We've learned how to maintain two fires here - one in the sala, or living room, and one in the master bedroom. Both get lit at about 7 p.m. on an ordinary day (earlier if the weather is cooler). When we go to bed we leave the one in the living room to burn out and add wood to the one in the bedroom. I woke up at 4 a.m. and there were still embers. Hacienda Cusin delivers wood every morning.
I remember when I first lived in Oregon 30 years ago and how we'd go out into the woods and cut down a tree, then use a chain saw to cut it up. Once home, we'd split the wood and stack it.
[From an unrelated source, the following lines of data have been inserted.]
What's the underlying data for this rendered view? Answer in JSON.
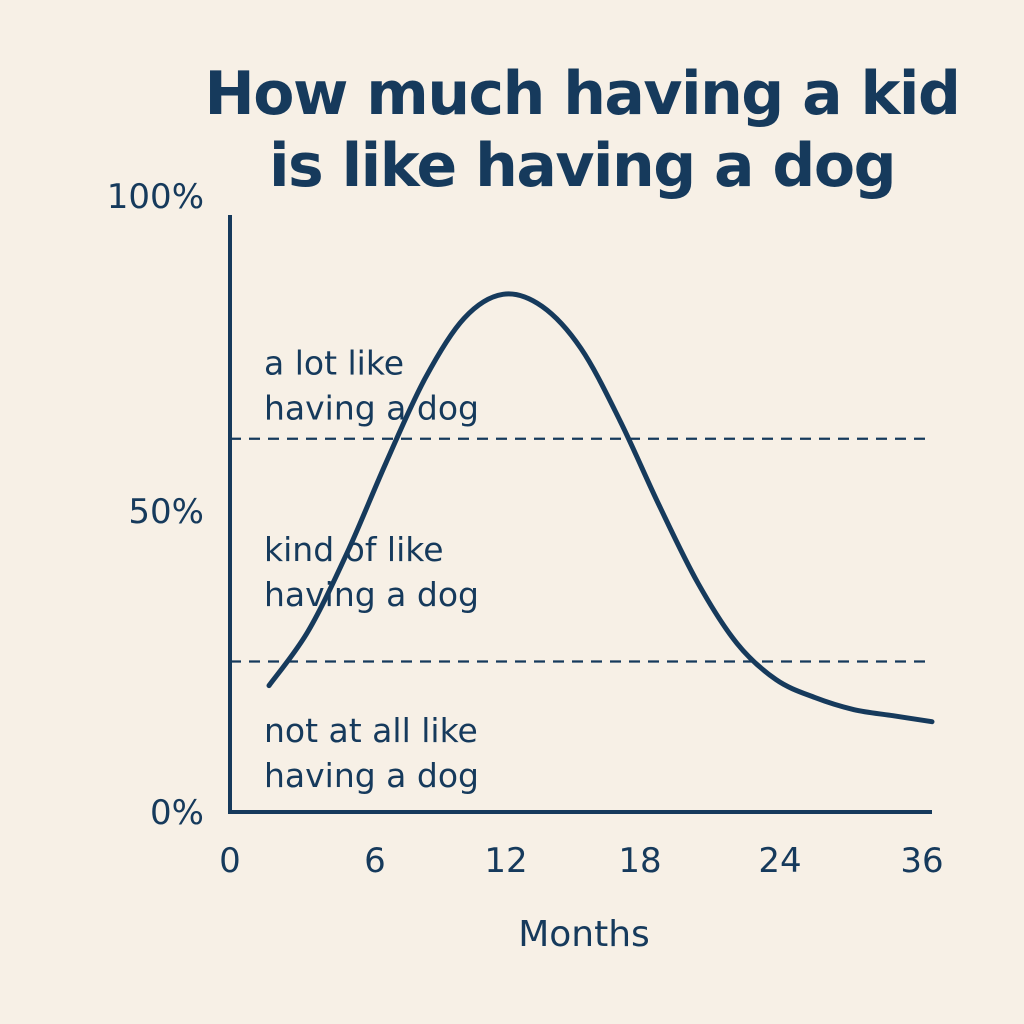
{
  "chart_data": {
    "type": "line",
    "title_lines": [
      "How much having a kid",
      "is like having a dog"
    ],
    "xlabel": "Months",
    "ylabel": "",
    "xlim": [
      0,
      36
    ],
    "ylim": [
      0,
      100
    ],
    "x_ticks": [
      {
        "value": 0,
        "label": "0"
      },
      {
        "value": 6,
        "label": "6"
      },
      {
        "value": 12,
        "label": "12"
      },
      {
        "value": 18,
        "label": "18"
      },
      {
        "value": 24,
        "label": "24"
      },
      {
        "value": 36,
        "label": "36"
      }
    ],
    "y_ticks": [
      {
        "value": 0,
        "label": "0%"
      },
      {
        "value": 50,
        "label": "50%"
      },
      {
        "value": 100,
        "label": "100%"
      }
    ],
    "thresholds": [
      {
        "value": 25
      },
      {
        "value": 62
      }
    ],
    "bands": [
      {
        "lines": [
          "a lot like",
          "having a dog"
        ],
        "anchor_value": 71
      },
      {
        "lines": [
          "kind of like",
          "having a dog"
        ],
        "anchor_value": 40
      },
      {
        "lines": [
          "not at all like",
          "having a dog"
        ],
        "anchor_value": 10
      }
    ],
    "series": [
      {
        "x": [
          2,
          4,
          6,
          8,
          10,
          12,
          14,
          16,
          18,
          20,
          22,
          24,
          26,
          28,
          30,
          32,
          34,
          36
        ],
        "y": [
          21,
          30,
          43,
          58,
          72,
          82,
          86,
          84,
          77,
          65,
          51,
          38,
          28,
          22,
          19,
          17,
          16,
          15
        ]
      }
    ],
    "grid": false,
    "legend": "none",
    "colors": {
      "line": "#163a5c",
      "axis": "#163a5c",
      "background": "#f7f0e6"
    }
  }
}
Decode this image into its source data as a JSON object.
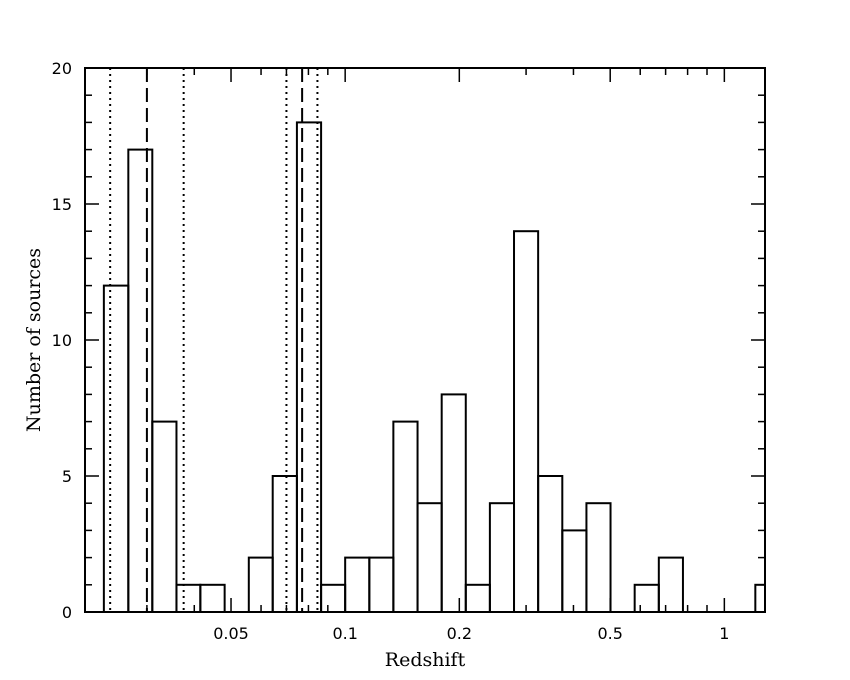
{
  "chart_data": {
    "type": "bar",
    "title": "",
    "xlabel": "Redshift",
    "ylabel": "Number of sources",
    "x_scale": "log",
    "xlim": [
      0.0206,
      1.28
    ],
    "ylim": [
      0,
      20
    ],
    "grid": false,
    "x_ticks": [
      {
        "value": 0.05,
        "label": "0.05"
      },
      {
        "value": 0.1,
        "label": "0.1"
      },
      {
        "value": 0.2,
        "label": "0.2"
      },
      {
        "value": 0.5,
        "label": "0.5"
      },
      {
        "value": 1,
        "label": "1"
      }
    ],
    "y_ticks": [
      {
        "value": 0,
        "label": "0"
      },
      {
        "value": 5,
        "label": "5"
      },
      {
        "value": 10,
        "label": "10"
      },
      {
        "value": 15,
        "label": "15"
      },
      {
        "value": 20,
        "label": "20"
      }
    ],
    "bins": [
      {
        "x0": 0.0231,
        "x1": 0.0268,
        "count": 12
      },
      {
        "x0": 0.0268,
        "x1": 0.031,
        "count": 17
      },
      {
        "x0": 0.031,
        "x1": 0.0359,
        "count": 7
      },
      {
        "x0": 0.0359,
        "x1": 0.0415,
        "count": 1
      },
      {
        "x0": 0.0415,
        "x1": 0.0481,
        "count": 1
      },
      {
        "x0": 0.0481,
        "x1": 0.0557,
        "count": 0
      },
      {
        "x0": 0.0557,
        "x1": 0.0644,
        "count": 2
      },
      {
        "x0": 0.0644,
        "x1": 0.0746,
        "count": 5
      },
      {
        "x0": 0.0746,
        "x1": 0.0864,
        "count": 18
      },
      {
        "x0": 0.0864,
        "x1": 0.1,
        "count": 1
      },
      {
        "x0": 0.1,
        "x1": 0.1158,
        "count": 2
      },
      {
        "x0": 0.1158,
        "x1": 0.134,
        "count": 2
      },
      {
        "x0": 0.134,
        "x1": 0.1552,
        "count": 7
      },
      {
        "x0": 0.1552,
        "x1": 0.1797,
        "count": 4
      },
      {
        "x0": 0.1797,
        "x1": 0.208,
        "count": 8
      },
      {
        "x0": 0.208,
        "x1": 0.2408,
        "count": 1
      },
      {
        "x0": 0.2408,
        "x1": 0.2788,
        "count": 4
      },
      {
        "x0": 0.2788,
        "x1": 0.3228,
        "count": 14
      },
      {
        "x0": 0.3228,
        "x1": 0.3738,
        "count": 5
      },
      {
        "x0": 0.3738,
        "x1": 0.4328,
        "count": 3
      },
      {
        "x0": 0.4328,
        "x1": 0.501,
        "count": 4
      },
      {
        "x0": 0.501,
        "x1": 0.5801,
        "count": 0
      },
      {
        "x0": 0.5801,
        "x1": 0.6717,
        "count": 1
      },
      {
        "x0": 0.6717,
        "x1": 0.7777,
        "count": 2
      },
      {
        "x0": 0.7777,
        "x1": 0.9004,
        "count": 0
      },
      {
        "x0": 0.9004,
        "x1": 1.0425,
        "count": 0
      },
      {
        "x0": 1.0425,
        "x1": 1.207,
        "count": 0
      },
      {
        "x0": 1.207,
        "x1": 1.28,
        "count": 1
      }
    ],
    "reference_lines": [
      {
        "x": 0.024,
        "style": "dotted"
      },
      {
        "x": 0.03,
        "style": "dashed"
      },
      {
        "x": 0.0375,
        "style": "dotted"
      },
      {
        "x": 0.07,
        "style": "dotted"
      },
      {
        "x": 0.077,
        "style": "dashed"
      },
      {
        "x": 0.0845,
        "style": "dotted"
      }
    ]
  }
}
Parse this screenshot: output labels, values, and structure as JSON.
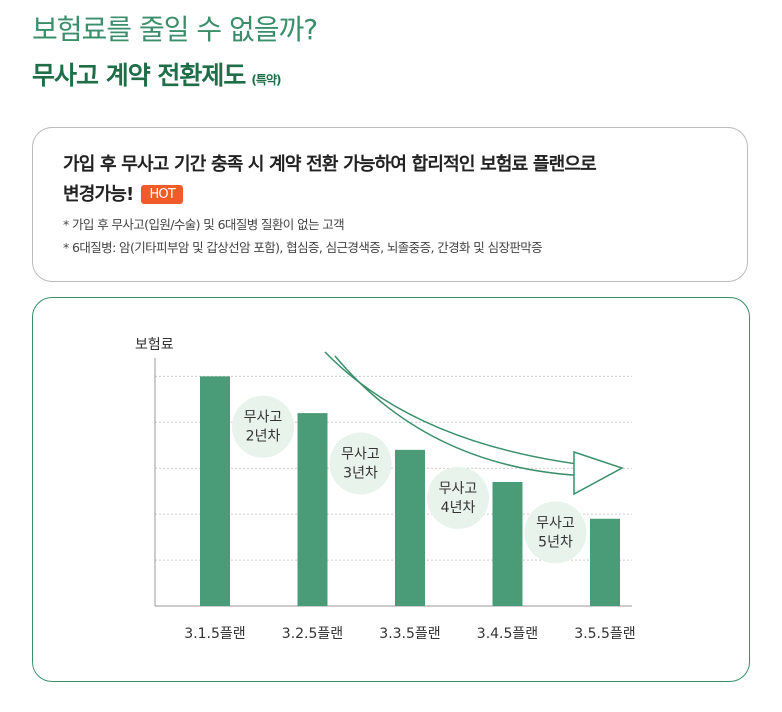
{
  "header": {
    "title": "보험료를 줄일 수 없을까?",
    "subtitle": "무사고 계약 전환제도",
    "subtitle_note": "(특약)"
  },
  "info": {
    "lines": [
      "가입 후 무사고 기간 충족 시 계약 전환 가능하여 합리적인 보험료 플랜으로",
      "변경가능!"
    ],
    "badge": "HOT",
    "notes": [
      "* 가입 후 무사고(입원/수술) 및 6대질병 질환이 없는 고객",
      "* 6대질병: 암(기타피부암 및 갑상선암 포함), 협심증, 심근경색증, 뇌졸중증, 간경화 및 심장판막증"
    ]
  },
  "chart_data": {
    "type": "bar",
    "y_label": "보험료",
    "categories": [
      "3.1.5플랜",
      "3.2.5플랜",
      "3.3.5플랜",
      "3.4.5플랜",
      "3.5.5플랜"
    ],
    "values": [
      5.0,
      4.2,
      3.4,
      2.7,
      1.9
    ],
    "color": "#4a9c78",
    "ylim": [
      0,
      5.4
    ],
    "ygrid": [
      1,
      2,
      3,
      4,
      5
    ],
    "grid": true,
    "annotations": [
      [
        "무사고",
        "2년차"
      ],
      [
        "무사고",
        "3년차"
      ],
      [
        "무사고",
        "4년차"
      ],
      [
        "무사고",
        "5년차"
      ]
    ]
  }
}
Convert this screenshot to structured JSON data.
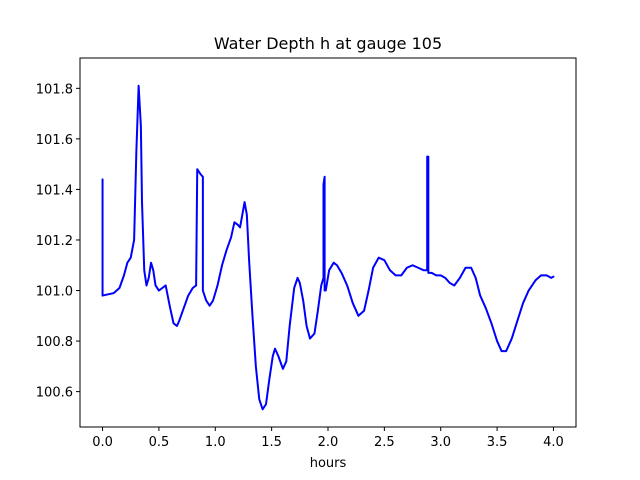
{
  "chart_data": {
    "type": "line",
    "title": "Water Depth h at gauge 105",
    "xlabel": "hours",
    "ylabel": "",
    "xlim": [
      -0.2,
      4.2
    ],
    "ylim": [
      100.46,
      101.92
    ],
    "xticks": [
      0.0,
      0.5,
      1.0,
      1.5,
      2.0,
      2.5,
      3.0,
      3.5,
      4.0
    ],
    "xtick_labels": [
      "0.0",
      "0.5",
      "1.0",
      "1.5",
      "2.0",
      "2.5",
      "3.0",
      "3.5",
      "4.0"
    ],
    "yticks": [
      100.6,
      100.8,
      101.0,
      101.2,
      101.4,
      101.6,
      101.8
    ],
    "ytick_labels": [
      "100.6",
      "100.8",
      "101.0",
      "101.2",
      "101.4",
      "101.6",
      "101.8"
    ],
    "grid": false,
    "series": [
      {
        "color": "#0000ff",
        "x": [
          0.0,
          0.0,
          0.0,
          0.05,
          0.1,
          0.15,
          0.19,
          0.22,
          0.25,
          0.28,
          0.3,
          0.32,
          0.34,
          0.35,
          0.37,
          0.39,
          0.41,
          0.43,
          0.45,
          0.47,
          0.5,
          0.53,
          0.56,
          0.6,
          0.63,
          0.66,
          0.68,
          0.72,
          0.76,
          0.8,
          0.83,
          0.84,
          0.84,
          0.87,
          0.89,
          0.89,
          0.92,
          0.95,
          0.98,
          1.02,
          1.06,
          1.1,
          1.14,
          1.17,
          1.2,
          1.22,
          1.24,
          1.26,
          1.28,
          1.3,
          1.33,
          1.36,
          1.39,
          1.42,
          1.45,
          1.48,
          1.51,
          1.53,
          1.56,
          1.6,
          1.63,
          1.66,
          1.7,
          1.73,
          1.75,
          1.78,
          1.81,
          1.84,
          1.88,
          1.91,
          1.94,
          1.96,
          1.96,
          1.97,
          1.97,
          1.98,
          2.01,
          2.05,
          2.08,
          2.12,
          2.17,
          2.22,
          2.27,
          2.32,
          2.36,
          2.4,
          2.45,
          2.5,
          2.55,
          2.6,
          2.65,
          2.7,
          2.75,
          2.8,
          2.85,
          2.88,
          2.88,
          2.89,
          2.89,
          2.92,
          2.96,
          3.0,
          3.04,
          3.08,
          3.12,
          3.17,
          3.22,
          3.27,
          3.31,
          3.35,
          3.4,
          3.45,
          3.5,
          3.54,
          3.58,
          3.63,
          3.68,
          3.73,
          3.78,
          3.84,
          3.89,
          3.94,
          3.98,
          4.0
        ],
        "y": [
          101.44,
          100.98,
          100.98,
          100.985,
          100.99,
          101.01,
          101.06,
          101.11,
          101.13,
          101.2,
          101.55,
          101.81,
          101.65,
          101.35,
          101.08,
          101.02,
          101.05,
          101.11,
          101.08,
          101.02,
          101.0,
          101.01,
          101.02,
          100.93,
          100.87,
          100.86,
          100.88,
          100.93,
          100.98,
          101.01,
          101.02,
          101.48,
          101.48,
          101.46,
          101.45,
          101.0,
          100.96,
          100.94,
          100.96,
          101.02,
          101.1,
          101.16,
          101.21,
          101.27,
          101.26,
          101.25,
          101.3,
          101.35,
          101.3,
          101.12,
          100.9,
          100.7,
          100.57,
          100.53,
          100.55,
          100.65,
          100.74,
          100.77,
          100.74,
          100.69,
          100.72,
          100.86,
          101.01,
          101.05,
          101.03,
          100.96,
          100.86,
          100.81,
          100.83,
          100.92,
          101.02,
          101.05,
          101.42,
          101.45,
          101.0,
          101.0,
          101.08,
          101.11,
          101.1,
          101.07,
          101.02,
          100.95,
          100.9,
          100.92,
          101.0,
          101.09,
          101.13,
          101.12,
          101.08,
          101.06,
          101.06,
          101.09,
          101.1,
          101.09,
          101.08,
          101.08,
          101.53,
          101.53,
          101.07,
          101.07,
          101.06,
          101.06,
          101.05,
          101.03,
          101.02,
          101.05,
          101.09,
          101.09,
          101.05,
          100.98,
          100.93,
          100.87,
          100.8,
          100.76,
          100.76,
          100.81,
          100.88,
          100.95,
          101.0,
          101.04,
          101.06,
          101.06,
          101.05,
          101.055
        ]
      }
    ]
  }
}
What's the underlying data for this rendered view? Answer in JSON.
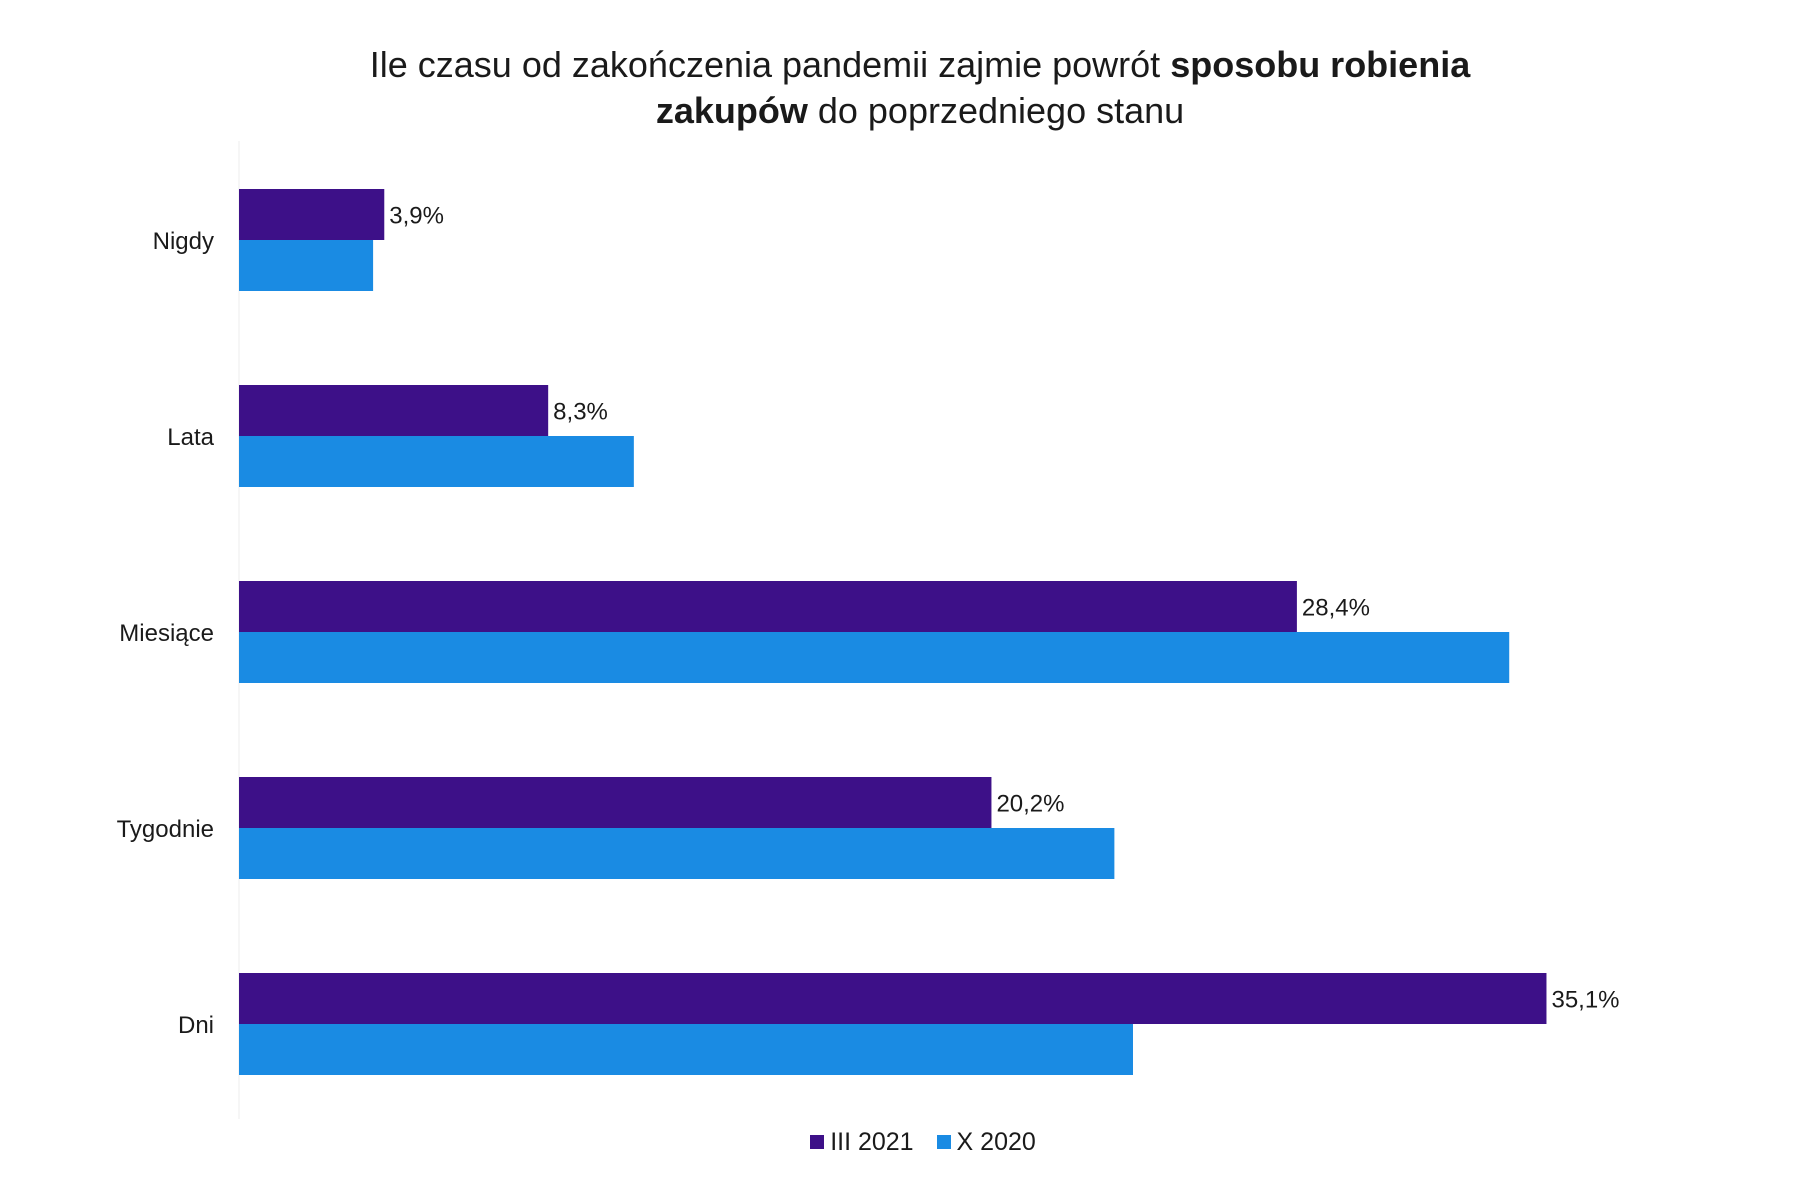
{
  "chart_data": {
    "type": "bar",
    "orientation": "horizontal",
    "title_parts": [
      "Ile czasu od zakończenia pandemii zajmie powrót ",
      "sposobu robienia",
      "zakupów",
      " do poprzedniego stanu"
    ],
    "categories": [
      "Nigdy",
      "Lata",
      "Miesiące",
      "Tygodnie",
      "Dni"
    ],
    "series": [
      {
        "name": "III 2021",
        "color": "#3d1088",
        "values": [
          3.9,
          8.3,
          28.4,
          20.2,
          35.1
        ],
        "labels": [
          "3,9%",
          "8,3%",
          "28,4%",
          "20,2%",
          "35,1%"
        ]
      },
      {
        "name": "X 2020",
        "color": "#1a8be3",
        "values": [
          3.6,
          10.6,
          34.1,
          23.5,
          24.0
        ]
      }
    ],
    "xlim": [
      0,
      40
    ],
    "grid": false,
    "legend_position": "bottom"
  }
}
It was a virtuous activity. Now we have a gas fireplace and we just push the button. At first, here, I wished it were easier to get warm in the evening. Now I love how we can do it for ourselves.
Sounds: roosters from El Monasterio; a dog barking in San Pablo; horses clopping as Cusin guests embark on a trail ride; a grosbeak tapping on our window in the morning - maybe the light at that time reflects off the window so he sees himself; an Andean flute - maybe just over the wall in the mestizo section of the cemetery, or out on the road; the evening fire snapping and popping or the thud of a half-burned eucalyptus log falling from the grate to the bricks on the floor of the fireplace; a sound like hollow wooden percussion instruments - some kind of frog, I'm told; multiple birdsongs; distant chants from San Pablo; clock ticking; Art bringing in a load of wood from the porch; the voice of my Rosetta Stone instructor; Venancia cooking locro (potato cheese soup), made with papas, queso fresco, lechera y aguacate (potatoes, cheese, milk and avocado).